Yes, race matters. The 2008 general-election exit poll found that about 37 percent of Kentucky voters said race was a factor in their vote for president, and 26 percent said it was an important factor. In the primary, about 16 percent of the white voters who chose Hillary Clinton over Obama said the candidates’ race was important to them. In the recent poll, Bevin ran strongest in the First Congressional District, once the state’s most Democratic area — mainly because it is and was more like the old Confederacy than any other area.
So, as Republicans wrap Obama around Conway, Democrats will have to put horns and a tail on Bevin to win, and they will have to do more than dredge up the stale “East Coast con man” attacks McConnell pasted him with last year.

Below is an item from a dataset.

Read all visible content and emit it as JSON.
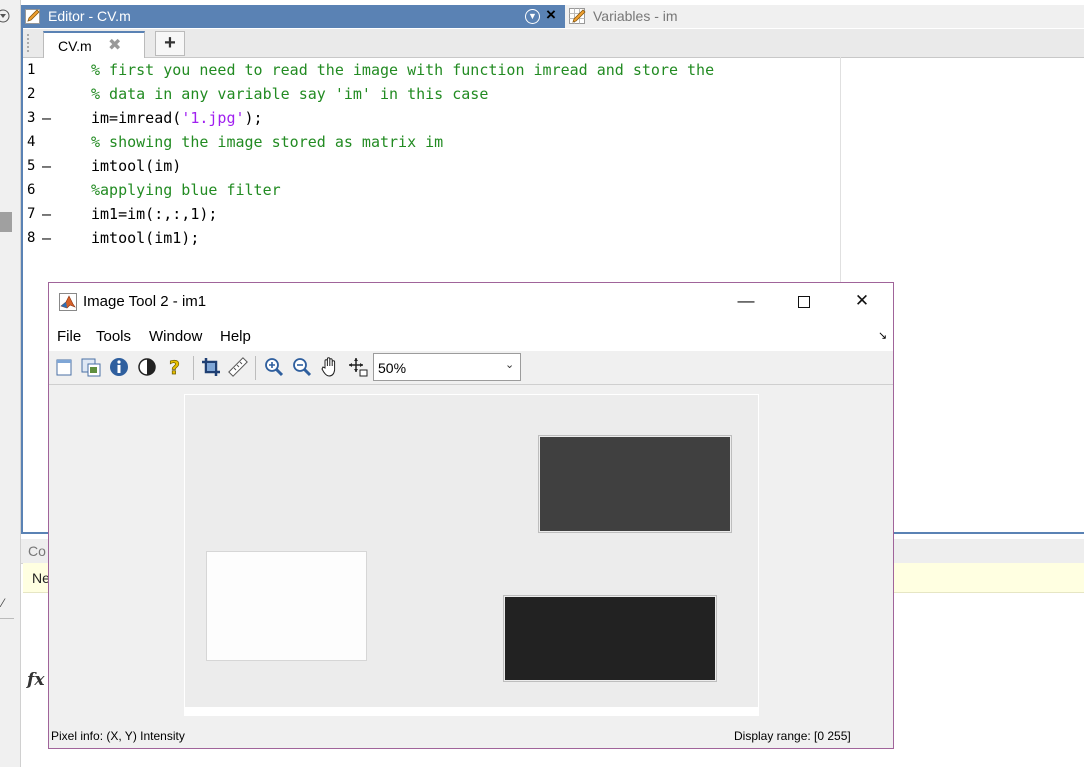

Bevin backed off one of his most radical stances last week, saying he wouldn’t end Beshear’s Medicaid expansion but would move to a modified program, perhaps like Indiana’s, which state Senate President Robert Stivers had mentioned as an alternative.
But during and after the Kentucky Chamber of Commerce forum with Conway, Bevin offered fresh weirdness. Asked what one program he would prioritize, he said, “If I told you that, I’d have to kill you.” He explained, “To do so causes other people to think they’re not going to be heard.” Afterward, he accused a TV reporter who is headed to a job in another state of working for Conway. And he had to be badgered into admitting that he had said he would immediately end the Medicaid expansion.
Bevin is as thin-skinned and hot-headed a campaigner as Conway is an unnatural one. Voters want authenticity, but they also want an even temperament.
Al Cross, former C-J political writer, is director of the Institute for Rural Journalism and Community Issues and associate professor in the University of Kentucky School of Journalism and Telecommunications. His opinions are his own, not UK’s. This column previously appeared in the Louisville Courier-Journal.